I’ve just caught up with the sad news this morning of the passing of Peter Lawler of Berry College at the too-soon age of 65. Peter was one of the most interesting and original conservative voices in academia, and he is irreplaceable. There was no one who understood—and practiced—liberal arts education rightly understood better than Peter. Among other things, Peter has to be counted as one of the best interpreters of Tocqueville in our time. We very often argued, or at least had the kind of productive disagreement whereby we reached the same conclusion through disparate routes (such as, for example, thinking conservatives might be well advised to adopt an adversarial position toward the technocracy of Silicon Valley).

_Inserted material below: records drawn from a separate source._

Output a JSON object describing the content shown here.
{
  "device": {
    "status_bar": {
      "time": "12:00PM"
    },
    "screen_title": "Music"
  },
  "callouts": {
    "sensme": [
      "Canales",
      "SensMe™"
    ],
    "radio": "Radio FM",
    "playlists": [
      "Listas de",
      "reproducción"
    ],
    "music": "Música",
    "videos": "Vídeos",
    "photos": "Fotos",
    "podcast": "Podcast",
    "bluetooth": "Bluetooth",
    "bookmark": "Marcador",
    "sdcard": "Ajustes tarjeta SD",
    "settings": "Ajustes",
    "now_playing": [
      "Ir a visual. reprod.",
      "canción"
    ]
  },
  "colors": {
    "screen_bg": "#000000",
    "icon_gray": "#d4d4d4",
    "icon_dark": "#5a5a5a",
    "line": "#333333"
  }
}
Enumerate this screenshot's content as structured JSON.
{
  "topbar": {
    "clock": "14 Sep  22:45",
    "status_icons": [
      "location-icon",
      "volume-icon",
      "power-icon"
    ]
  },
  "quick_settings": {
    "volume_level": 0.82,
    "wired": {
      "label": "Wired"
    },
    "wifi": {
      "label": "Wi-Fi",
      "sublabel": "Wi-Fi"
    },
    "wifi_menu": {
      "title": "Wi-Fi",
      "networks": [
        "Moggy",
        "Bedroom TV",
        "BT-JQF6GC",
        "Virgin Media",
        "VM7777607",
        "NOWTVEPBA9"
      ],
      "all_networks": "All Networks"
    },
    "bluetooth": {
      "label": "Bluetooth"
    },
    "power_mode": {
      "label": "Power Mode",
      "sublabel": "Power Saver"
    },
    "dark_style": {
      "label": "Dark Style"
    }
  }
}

The last time I saw Peter in person was at a splendid conference with Sir Roger Scruton at Rhodes College in Memphis in the fall of 2015, and I followed his work as a matter of must-reading routine. I was thrilled when he was recently named the new editor of Modern Age, the journal of the Intercollegiate Studies Institute. ISI described him thus at the time of his appointment:

Lawler is the author or editor of 18 books. A prolific writer, he blogs at National Review Online and contributes to the Weekly Standard, National Affairs, the New Atlantis, and other publications. Lawler served on President George W. Bush’s Council on Bioethics. He is executive editor of the acclaimed scholarly quarterly Perspectives on Political Science and in 2007 received the Weaver Prize for Scholarly Excellence.”

I had just yesterday bookmarked for reading this week his brand new essay marking the 30th anniversary of the publication of The Closing of the American Mind.